Sure, we can do generalized Biblical counseling; we can even cast out a few demons. But take it from me: beyond one or two introductory meetings, you’re probably in over your head. If you really enjoy counseling people—and many pastors do—just make sure you get continuing education and training, network with professional counselors in your area, and realize that your leadership of the church and evangelistic thrust will take a backseat. You’ll have great stories for sermons (uh, if you’re discreet and wait two years before you tell any “anonymous” story), but have less time mentoring and modeling for leaders.
There’s a reason why we do our support and recovery work in the context of groups at the Vineyard…and refer intense one-on-ones out to professionals.
Plus, people seem to get better faster when they pay for it.
4. The Smartest Guy in the Room.
This is more internal with respect to staff/volunteer/leaders meetings.
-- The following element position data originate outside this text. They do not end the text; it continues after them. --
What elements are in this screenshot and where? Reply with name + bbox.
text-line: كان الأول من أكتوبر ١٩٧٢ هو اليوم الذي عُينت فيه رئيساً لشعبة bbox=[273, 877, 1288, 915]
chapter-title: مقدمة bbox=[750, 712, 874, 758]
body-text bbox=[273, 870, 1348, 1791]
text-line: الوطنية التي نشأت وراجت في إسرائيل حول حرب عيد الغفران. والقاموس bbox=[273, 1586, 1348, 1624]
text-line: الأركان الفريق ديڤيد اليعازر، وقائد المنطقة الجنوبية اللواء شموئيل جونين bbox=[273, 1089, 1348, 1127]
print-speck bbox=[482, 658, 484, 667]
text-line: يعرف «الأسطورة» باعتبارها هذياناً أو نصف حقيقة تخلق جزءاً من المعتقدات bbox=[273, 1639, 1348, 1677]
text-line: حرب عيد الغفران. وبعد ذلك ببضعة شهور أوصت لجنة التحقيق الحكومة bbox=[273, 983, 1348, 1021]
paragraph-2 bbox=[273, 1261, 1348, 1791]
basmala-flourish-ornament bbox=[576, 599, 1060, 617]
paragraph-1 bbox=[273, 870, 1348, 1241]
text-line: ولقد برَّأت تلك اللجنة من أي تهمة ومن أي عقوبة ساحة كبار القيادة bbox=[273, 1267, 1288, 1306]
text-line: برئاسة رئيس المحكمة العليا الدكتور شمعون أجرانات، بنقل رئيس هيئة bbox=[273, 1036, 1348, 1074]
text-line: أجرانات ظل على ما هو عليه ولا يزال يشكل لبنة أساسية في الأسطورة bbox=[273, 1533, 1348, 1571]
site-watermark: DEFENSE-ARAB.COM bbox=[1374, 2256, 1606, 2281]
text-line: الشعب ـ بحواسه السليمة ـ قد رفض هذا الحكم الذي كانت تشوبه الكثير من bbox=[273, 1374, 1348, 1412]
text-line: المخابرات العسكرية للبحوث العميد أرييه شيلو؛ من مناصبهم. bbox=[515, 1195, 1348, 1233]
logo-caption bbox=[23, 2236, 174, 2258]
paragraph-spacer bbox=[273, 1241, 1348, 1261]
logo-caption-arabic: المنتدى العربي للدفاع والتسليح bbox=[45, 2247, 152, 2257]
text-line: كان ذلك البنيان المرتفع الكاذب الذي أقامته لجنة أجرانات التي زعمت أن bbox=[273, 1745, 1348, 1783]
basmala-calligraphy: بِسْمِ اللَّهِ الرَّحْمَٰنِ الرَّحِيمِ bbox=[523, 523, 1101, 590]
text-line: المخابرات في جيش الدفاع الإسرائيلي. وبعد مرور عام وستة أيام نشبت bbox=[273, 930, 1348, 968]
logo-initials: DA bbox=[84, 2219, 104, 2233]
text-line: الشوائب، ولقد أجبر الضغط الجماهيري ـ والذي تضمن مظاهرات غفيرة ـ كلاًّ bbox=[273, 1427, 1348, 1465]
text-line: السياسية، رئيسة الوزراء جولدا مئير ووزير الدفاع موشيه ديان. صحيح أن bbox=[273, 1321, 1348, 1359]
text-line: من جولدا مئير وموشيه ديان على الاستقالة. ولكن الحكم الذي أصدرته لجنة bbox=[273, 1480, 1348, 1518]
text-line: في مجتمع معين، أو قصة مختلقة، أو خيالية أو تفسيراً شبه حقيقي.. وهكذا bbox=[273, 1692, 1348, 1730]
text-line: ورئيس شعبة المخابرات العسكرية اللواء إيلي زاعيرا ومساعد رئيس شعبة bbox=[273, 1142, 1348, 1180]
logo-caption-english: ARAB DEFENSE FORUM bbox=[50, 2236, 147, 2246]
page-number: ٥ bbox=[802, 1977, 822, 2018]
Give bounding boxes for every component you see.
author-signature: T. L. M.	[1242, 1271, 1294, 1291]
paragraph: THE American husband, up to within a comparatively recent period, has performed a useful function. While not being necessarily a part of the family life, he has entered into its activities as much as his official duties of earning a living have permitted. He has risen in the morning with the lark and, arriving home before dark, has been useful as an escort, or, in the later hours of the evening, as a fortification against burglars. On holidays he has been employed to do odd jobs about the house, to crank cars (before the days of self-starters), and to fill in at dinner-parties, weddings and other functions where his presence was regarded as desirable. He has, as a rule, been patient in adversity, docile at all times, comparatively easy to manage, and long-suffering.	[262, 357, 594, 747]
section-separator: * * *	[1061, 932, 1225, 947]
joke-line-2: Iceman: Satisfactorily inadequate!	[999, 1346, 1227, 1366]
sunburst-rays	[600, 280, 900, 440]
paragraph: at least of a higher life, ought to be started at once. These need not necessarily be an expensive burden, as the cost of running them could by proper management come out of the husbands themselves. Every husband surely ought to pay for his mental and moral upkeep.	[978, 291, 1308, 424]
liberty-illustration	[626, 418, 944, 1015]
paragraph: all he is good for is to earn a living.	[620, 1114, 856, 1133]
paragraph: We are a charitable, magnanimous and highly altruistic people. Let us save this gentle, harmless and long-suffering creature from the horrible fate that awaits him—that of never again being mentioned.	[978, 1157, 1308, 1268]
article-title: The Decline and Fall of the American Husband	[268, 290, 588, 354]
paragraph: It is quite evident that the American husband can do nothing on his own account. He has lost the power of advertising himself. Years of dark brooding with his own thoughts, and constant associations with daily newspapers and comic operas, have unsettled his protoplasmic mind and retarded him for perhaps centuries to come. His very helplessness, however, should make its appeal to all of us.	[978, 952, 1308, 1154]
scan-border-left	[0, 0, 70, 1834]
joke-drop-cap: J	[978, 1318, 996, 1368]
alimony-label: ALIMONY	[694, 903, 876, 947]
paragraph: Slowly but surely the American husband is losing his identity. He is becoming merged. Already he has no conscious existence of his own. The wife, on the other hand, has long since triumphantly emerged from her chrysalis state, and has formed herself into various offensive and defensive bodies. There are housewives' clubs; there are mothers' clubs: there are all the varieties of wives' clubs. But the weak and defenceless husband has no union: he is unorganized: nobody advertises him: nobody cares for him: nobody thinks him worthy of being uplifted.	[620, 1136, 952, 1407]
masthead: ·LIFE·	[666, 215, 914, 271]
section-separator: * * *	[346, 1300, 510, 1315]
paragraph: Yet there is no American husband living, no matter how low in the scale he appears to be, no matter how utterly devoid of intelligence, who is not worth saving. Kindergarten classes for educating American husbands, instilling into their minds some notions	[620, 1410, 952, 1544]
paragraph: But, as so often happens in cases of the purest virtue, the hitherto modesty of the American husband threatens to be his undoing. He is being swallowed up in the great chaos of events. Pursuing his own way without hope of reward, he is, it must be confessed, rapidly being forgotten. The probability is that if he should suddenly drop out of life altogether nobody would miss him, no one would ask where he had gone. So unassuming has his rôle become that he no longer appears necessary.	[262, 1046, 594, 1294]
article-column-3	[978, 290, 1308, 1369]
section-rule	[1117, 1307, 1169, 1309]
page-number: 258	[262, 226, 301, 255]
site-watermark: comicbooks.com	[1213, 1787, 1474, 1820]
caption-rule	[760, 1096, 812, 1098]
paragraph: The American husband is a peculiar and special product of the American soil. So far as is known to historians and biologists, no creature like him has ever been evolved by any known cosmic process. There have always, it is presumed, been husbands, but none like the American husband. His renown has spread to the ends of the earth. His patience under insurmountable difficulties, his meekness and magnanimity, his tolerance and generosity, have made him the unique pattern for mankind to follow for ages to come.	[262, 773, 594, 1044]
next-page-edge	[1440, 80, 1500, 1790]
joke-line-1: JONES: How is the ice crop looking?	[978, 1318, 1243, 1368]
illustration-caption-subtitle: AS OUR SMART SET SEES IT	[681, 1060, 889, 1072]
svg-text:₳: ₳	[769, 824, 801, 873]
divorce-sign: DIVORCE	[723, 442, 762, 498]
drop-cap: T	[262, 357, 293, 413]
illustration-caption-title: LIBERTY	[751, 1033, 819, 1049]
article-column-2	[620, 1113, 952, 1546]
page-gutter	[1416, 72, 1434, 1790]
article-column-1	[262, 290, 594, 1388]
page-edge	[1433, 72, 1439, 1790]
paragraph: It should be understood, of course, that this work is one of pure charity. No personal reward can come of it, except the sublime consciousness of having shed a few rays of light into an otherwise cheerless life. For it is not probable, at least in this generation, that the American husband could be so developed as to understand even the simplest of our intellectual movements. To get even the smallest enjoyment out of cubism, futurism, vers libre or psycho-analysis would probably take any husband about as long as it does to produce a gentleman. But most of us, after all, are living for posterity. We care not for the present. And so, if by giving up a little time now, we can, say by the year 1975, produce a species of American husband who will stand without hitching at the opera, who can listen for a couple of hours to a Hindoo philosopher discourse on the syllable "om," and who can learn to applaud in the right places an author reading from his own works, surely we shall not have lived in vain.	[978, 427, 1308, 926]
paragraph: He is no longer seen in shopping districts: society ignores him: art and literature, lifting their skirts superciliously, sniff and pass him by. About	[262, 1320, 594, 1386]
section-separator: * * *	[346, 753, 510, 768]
If you’re the lead pastor, people will naturally turn to you when a decision needs to be made or a confirming or counterpoint view requires expression. That’s your job. But just because you have the position and are potentially the decider, it doesn’t make you the sharpest crayon in the box…and the sooner you realize that, the better. What pastors can be is this: expert generalists. You can and should know a little bit about most things (such as these five roles), but you’re not the expert of any one of them.
Besides, all of us have probably worked for different bosses in different contexts. Did you ever seriously think they were the smartest person in the room? Really? And why would you think differently now that you’re in the first chair?
I don’t mean that you shouldn’t be prophetic. And I mean the whole range of the prophetic: from classic foretelling to forth-telling, from proclamations about direction…to encouragement…to exposing justice-oriented issues often overlooked.
It’s just that typically prophets don’t make great pastors. They can have an edge that counteracts invitation. A church led by a prophet will typically end up being a small group of spiritual Rambos. And those who lean into a prophetic-stance can be susceptible to becoming authoritative and controlling, copping a my-way-or-the-highway style. Interestingly, church people will easily give authority to a prophetic personality, but when they’re discontent they’ll more-than-likely pull out the “God-card” as to why they’re leaving the church because that’s the style that’s been modeled for them. A dangerous “less-than-transparent and false-authenticity” church culture can quickly develop.
Prophesy, but circumspectly and humbly. And be on guard for spiritual abuse; we can easily fall prey to it.